Just think what a mega dividend we would all have if the 10+ million spent on Jacobin and share buy backs had been paid out instead. They could then top it off by selling the whole company.
Hindsight is a wonderful thing but really they need to think more carefully about how they spend the cash.
A lot of shareholder value has been destroyed and a lot of the potential that TRIN once had has evaporated. Not sure that folk really get that - I think they are kidding themselves about how profitable TRIN is going to be in the future. When the share price was in the 100s, the 200s or even 300s still seemed possible. After watching the BoD waste all that time and money over the last couple of years, I am now struggling to see how the share price will ever get back into three figures. I don’t think the executive directors deserve to still be there - I do not think they are the right people to unlock whatever potential TRIN has left. If they are going to hang around I will be taking the first decent exit that I’m offered.
Grim short term future. Maybe future some hope (maybe).
Interesting that Jezza stated 400bopd would make Jacobin a reasonable result.
I sold last week too. This share was a bit of punt, but has proven to be more of a dog of share than I had expected.
I stopped my trade here other week lost 40 pounds however if i held be nearly 700
Two dud zones, one left to try. It seems Trinity is not very expert at reading their own backyard geology. It follows from a series of dud wells last year. Watch your investments evaporate.
$8.3m spent and currently very little to show for it, our ship needs a new captain before we hit an iceberg
Bigger sells just before close of play. Looks like a duster and all this hype about a discovery was a bit premature. I fail to understand why the flow testing was not carried out straight after the drilling. They had years preparing for this.
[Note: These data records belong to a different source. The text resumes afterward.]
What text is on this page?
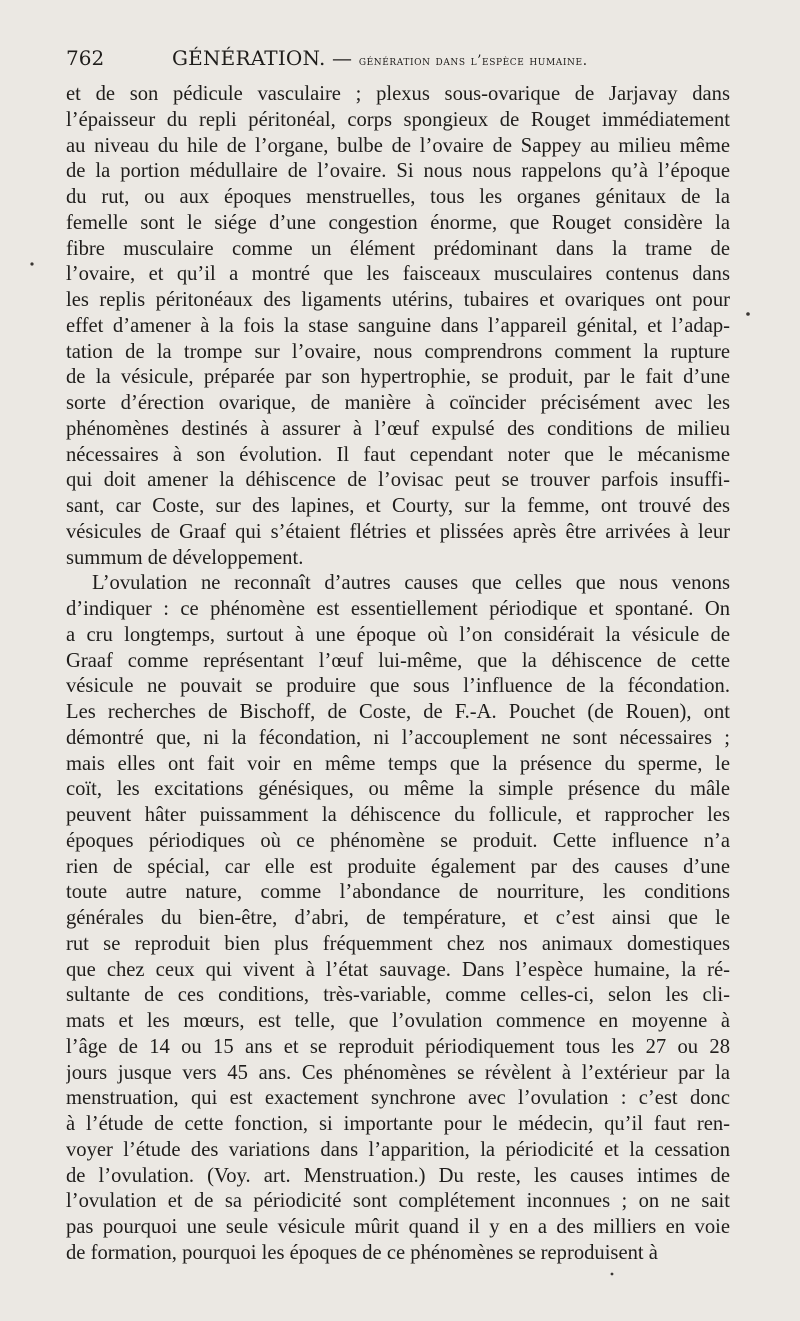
762	GÉNÉRATION. — génération dans l’espèce humaine.
et de son pédicule vasculaire ; plexus sous-ovarique de Jarjavay dans
l’épaisseur du repli péritonéal, corps spongieux de Rouget immédiatement
au niveau du hile de l’organe, bulbe de l’ovaire de Sappey au milieu même
de la portion médullaire de l’ovaire. Si nous nous rappelons qu’à l’époque
du rut, ou aux époques menstruelles, tous les organes génitaux de la
femelle sont le siége d’une congestion énorme, que Rouget considère la
fibre musculaire comme un élément prédominant dans la trame de
l’ovaire, et qu’il a montré que les faisceaux musculaires contenus dans
les replis péritonéaux des ligaments utérins, tubaires et ovariques ont pour
effet d’amener à la fois la stase sanguine dans l’appareil génital, et l’adap-
tation de la trompe sur l’ovaire, nous comprendrons comment la rupture
de la vésicule, préparée par son hypertrophie, se produit, par le fait d’une
sorte d’érection ovarique, de manière à coïncider précisément avec les
phénomènes destinés à assurer à l’œuf expulsé des conditions de milieu
nécessaires à son évolution. Il faut cependant noter que le mécanisme
qui doit amener la déhiscence de l’ovisac peut se trouver parfois insuffi-
sant, car Coste, sur des lapines, et Courty, sur la femme, ont trouvé des
vésicules de Graaf qui s’étaient flétries et plissées après être arrivées à leur
summum de développement.
L’ovulation ne reconnaît d’autres causes que celles que nous venons
d’indiquer : ce phénomène est essentiellement périodique et spontané. On
a cru longtemps, surtout à une époque où l’on considérait la vésicule de
Graaf comme représentant l’œuf lui-même, que la déhiscence de cette
vésicule ne pouvait se produire que sous l’influence de la fécondation.
Les recherches de Bischoff, de Coste, de F.-A. Pouchet (de Rouen), ont
démontré que, ni la fécondation, ni l’accouplement ne sont nécessaires ;
mais elles ont fait voir en même temps que la présence du sperme, le
coït, les excitations génésiques, ou même la simple présence du mâle
peuvent hâter puissamment la déhiscence du follicule, et rapprocher les
époques périodiques où ce phénomène se produit. Cette influence n’a
rien de spécial, car elle est produite également par des causes d’une
toute autre nature, comme l’abondance de nourriture, les conditions
générales du bien-être, d’abri, de température, et c’est ainsi que le
rut se reproduit bien plus fréquemment chez nos animaux domestiques
que chez ceux qui vivent à l’état sauvage. Dans l’espèce humaine, la ré-
sultante de ces conditions, très-variable, comme celles-ci, selon les cli-
mats et les mœurs, est telle, que l’ovulation commence en moyenne à
l’âge de 14 ou 15 ans et se reproduit périodiquement tous les 27 ou 28
jours jusque vers 45 ans. Ces phénomènes se révèlent à l’extérieur par la
menstruation, qui est exactement synchrone avec l’ovulation : c’est donc
à l’étude de cette fonction, si importante pour le médecin, qu’il faut ren-
voyer l’étude des variations dans l’apparition, la périodicité et la cessation
de l’ovulation. (Voy. art. Menstruation.) Du reste, les causes intimes de
l’ovulation et de sa périodicité sont complétement inconnues ; on ne sait
pas pourquoi une seule vésicule mûrit quand il y en a des milliers en voie
de formation, pourquoi les époques de ce phénomènes se reproduisent à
If by some miracle it is commercial the RNS needs to be positively headed to draw in the punters and not just called operational update
This is far from exciting. The longer this drags on the more chances of a bad result or operational problems.
Time to sell out or farm out for a free carry.
One year ago there was an exciting 6 well drilling program ".. . a meaningful step-change in production is expected in 2023 when the horizontal and deep wells are expected to be on production. " .... Didn't really happen.
This year we are on a single well program, Jacobin. It is months behind and no production has lasted more than a few hours. I think our only chance of return on investment may be if the company is sold. Need that Jacobin result to create value for a buyer. (I am fed up averaging down)
Agreed about the downside, at least after the initial shock if it is bad news at LC1.
You're right Rossannan. I misread that part. Still leaves 227 feet of upper zone net oil pay left to test.
Its a punt, sure, but the thicker net pay of the upper zones should have much less risk of sands than the thinner net pay.
The enteprise valuation here is now about £10 million. I would say failure is mostly priced in by now, so the downside risk certainly over the medium term should I hope be minimal.
Marineclark
"Over 290 feet of net oil pay encountered in the Jacobin well"
I think you may have the wrong end of the stick.
The company has indeed stated that over 290 feet of net oil pay was encountered in the Jacobin well, but that was in total - only 63 feet of that net oil pay was encountered in the deeper exploration targets.
The shallower net pay has no transformational potential and while the deeper net pay could have this in theory, two of those three deeper zones have already failed. LC1 is the last chance saloon both for Jacobin and this BoD.
It is currently very hard to see where the balance of risk and reward lies at the current share price. Does its recent dip signify that someone knows something? Who knows?